A Time for Reflection

Posted by TLD Group on Dec 16, 2019 12:41:00 PM

 
A Time for Reflection

The holidays are the time of year when loved ones gather together to celebrate festivities, give gifts, and create lasting memories. It’s also a great time to reflect on what you’ve accomplished over the year and think about who you want to be in the new year. 

Self reflection is like is like looking in a mirror and assessing yourself and your ways of working. It can enhance focus, decrease stress, and helps uncover deeper meanings behind your everyday experiences, thoughts and interactions. For leaders, reflecting helps you to identify new areas for growth and where you can develop effective skills to lead your team more effectively and approach your job more strategically, rather than continuing to do things as you’ve previously done them. It is about questioning, in a positive way, what you do and why you do it and then deciding whether there is a better, or more efficient, way of doing it in the future.

In her article on the role of reflection, Cynthia Roberts Ph. D. writes that reflection is a continuous learning process that facilitates personal and professional growth through self-discovery. Reflection focuses on building leadership muscle in the following areas:

  • Leadership development Adivisor, Beth Miller at Executive Veloicty, suggests that taking a step back to evaluate the strengths and weaknesses both within yourself and at the organizational level will help you become more aware of the possible solutions for performance improvement. 
  • Dr. Miller also suggests that frequent self-reflection trains you to become more perceptive and understanding of your emotions as well as those of others. This, in turn, strengthens your effectiveness as a leader by enabling you to control your reactive and disruptive emotions in order to tackle problems rationally and with a level head.
  • While it may sound counter-intuitive, Col. Eric G. Kail, professor emeritus in the Department of Behavioral Sciences and Leadership wrote in the Washington Post that self-reflection is as much of an outward process as it is inward-focused. When we don’t take the time to reflect, there is the risk of becoming self-involved and self-serving without considering the impact our actions have on others.
  • A clear understanding of your values and goals at a personal and organizational level facilitates decision-making in difficult times and raises the overall quality of your leadership.

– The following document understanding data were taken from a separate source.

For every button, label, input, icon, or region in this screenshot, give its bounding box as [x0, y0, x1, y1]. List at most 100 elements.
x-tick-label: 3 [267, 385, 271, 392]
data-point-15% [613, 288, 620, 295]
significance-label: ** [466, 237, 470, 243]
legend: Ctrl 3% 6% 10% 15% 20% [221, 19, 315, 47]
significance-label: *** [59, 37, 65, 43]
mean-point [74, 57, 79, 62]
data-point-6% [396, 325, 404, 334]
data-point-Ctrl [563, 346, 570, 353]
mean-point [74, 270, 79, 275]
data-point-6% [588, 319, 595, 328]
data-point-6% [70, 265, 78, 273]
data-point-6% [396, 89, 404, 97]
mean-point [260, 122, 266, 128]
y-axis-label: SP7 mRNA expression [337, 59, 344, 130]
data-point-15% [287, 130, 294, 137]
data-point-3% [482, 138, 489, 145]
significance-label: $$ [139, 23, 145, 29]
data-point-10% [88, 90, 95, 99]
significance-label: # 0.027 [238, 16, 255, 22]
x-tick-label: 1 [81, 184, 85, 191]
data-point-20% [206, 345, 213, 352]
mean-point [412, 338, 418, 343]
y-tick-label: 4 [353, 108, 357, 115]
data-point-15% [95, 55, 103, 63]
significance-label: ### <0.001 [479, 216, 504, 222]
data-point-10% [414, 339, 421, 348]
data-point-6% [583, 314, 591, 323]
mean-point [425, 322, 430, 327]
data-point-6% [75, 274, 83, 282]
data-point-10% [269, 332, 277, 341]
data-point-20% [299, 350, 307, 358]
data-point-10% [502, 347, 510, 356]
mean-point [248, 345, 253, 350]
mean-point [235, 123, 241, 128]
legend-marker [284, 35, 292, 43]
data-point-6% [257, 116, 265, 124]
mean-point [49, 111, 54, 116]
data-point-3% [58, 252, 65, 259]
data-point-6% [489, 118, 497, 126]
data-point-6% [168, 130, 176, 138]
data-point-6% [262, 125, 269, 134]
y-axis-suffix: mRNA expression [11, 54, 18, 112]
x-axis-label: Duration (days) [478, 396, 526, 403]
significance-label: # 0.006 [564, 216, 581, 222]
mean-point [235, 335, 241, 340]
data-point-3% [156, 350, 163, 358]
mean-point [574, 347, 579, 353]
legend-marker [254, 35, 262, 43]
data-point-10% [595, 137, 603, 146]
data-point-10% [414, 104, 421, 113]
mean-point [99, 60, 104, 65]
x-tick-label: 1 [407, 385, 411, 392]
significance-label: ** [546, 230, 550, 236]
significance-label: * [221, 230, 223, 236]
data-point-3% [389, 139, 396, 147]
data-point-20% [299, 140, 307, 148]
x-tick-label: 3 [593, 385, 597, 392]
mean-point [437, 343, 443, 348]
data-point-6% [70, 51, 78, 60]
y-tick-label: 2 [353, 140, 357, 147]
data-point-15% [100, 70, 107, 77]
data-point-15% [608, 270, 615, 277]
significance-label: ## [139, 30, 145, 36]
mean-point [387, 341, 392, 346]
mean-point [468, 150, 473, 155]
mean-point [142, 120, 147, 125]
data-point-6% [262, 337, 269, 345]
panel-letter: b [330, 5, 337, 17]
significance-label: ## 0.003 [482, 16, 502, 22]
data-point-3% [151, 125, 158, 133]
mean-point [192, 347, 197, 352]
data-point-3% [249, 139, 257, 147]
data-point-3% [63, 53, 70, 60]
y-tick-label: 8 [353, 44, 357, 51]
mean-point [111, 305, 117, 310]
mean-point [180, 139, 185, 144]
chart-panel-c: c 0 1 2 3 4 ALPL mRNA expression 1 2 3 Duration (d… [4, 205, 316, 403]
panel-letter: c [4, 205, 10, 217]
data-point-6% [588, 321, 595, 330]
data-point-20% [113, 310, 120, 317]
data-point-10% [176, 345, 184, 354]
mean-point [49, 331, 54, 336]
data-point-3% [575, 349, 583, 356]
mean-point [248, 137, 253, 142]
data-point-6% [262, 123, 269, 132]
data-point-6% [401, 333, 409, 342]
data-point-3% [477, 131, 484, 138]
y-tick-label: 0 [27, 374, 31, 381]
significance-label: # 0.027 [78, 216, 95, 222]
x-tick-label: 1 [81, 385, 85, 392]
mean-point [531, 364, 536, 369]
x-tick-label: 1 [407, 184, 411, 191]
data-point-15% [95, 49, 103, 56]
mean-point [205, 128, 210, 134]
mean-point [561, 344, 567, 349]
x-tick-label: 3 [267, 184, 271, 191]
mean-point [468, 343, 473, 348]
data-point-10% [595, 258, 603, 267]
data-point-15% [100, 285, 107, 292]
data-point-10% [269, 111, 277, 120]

Guide to Using Reflection for Leadership Development

To become a more effective leader, it is important to stop and think about what leadership means to you, your key strengths, and ways in which you can further develop your leadership abilities. Experts at Acorn Leadership provide the following self-discovery leadership prompts:

  1. What does being a “successful” leader look like to you?
  2. What qualities do you admire about your fellow leaders? How can you develop these qualities?
  3. What are your best leadership skills, and how have you used these skills effectively in the past?
  4. What are your core beliefs, and how do your actions reflect these values?
  5. What is your passion, and how do you incorporate this into your leadership style?
  6. What challenges do you face on a day-to-day basis, and what do you do to overcome them?
  7. What are your most common sources of stress? What strategies do you use to cope with these stressors, and is there a better way you could be handling them?
  8. How well do you work with others? How could your teamwork ability be improved?

Reflection is best applied as a continuous process and by questioning ourselves and learning from our success and defeats, we will grow both professionally and personally. You will find that reflection becomes easier with practice, and the result brings about increased development through self-awareness and action.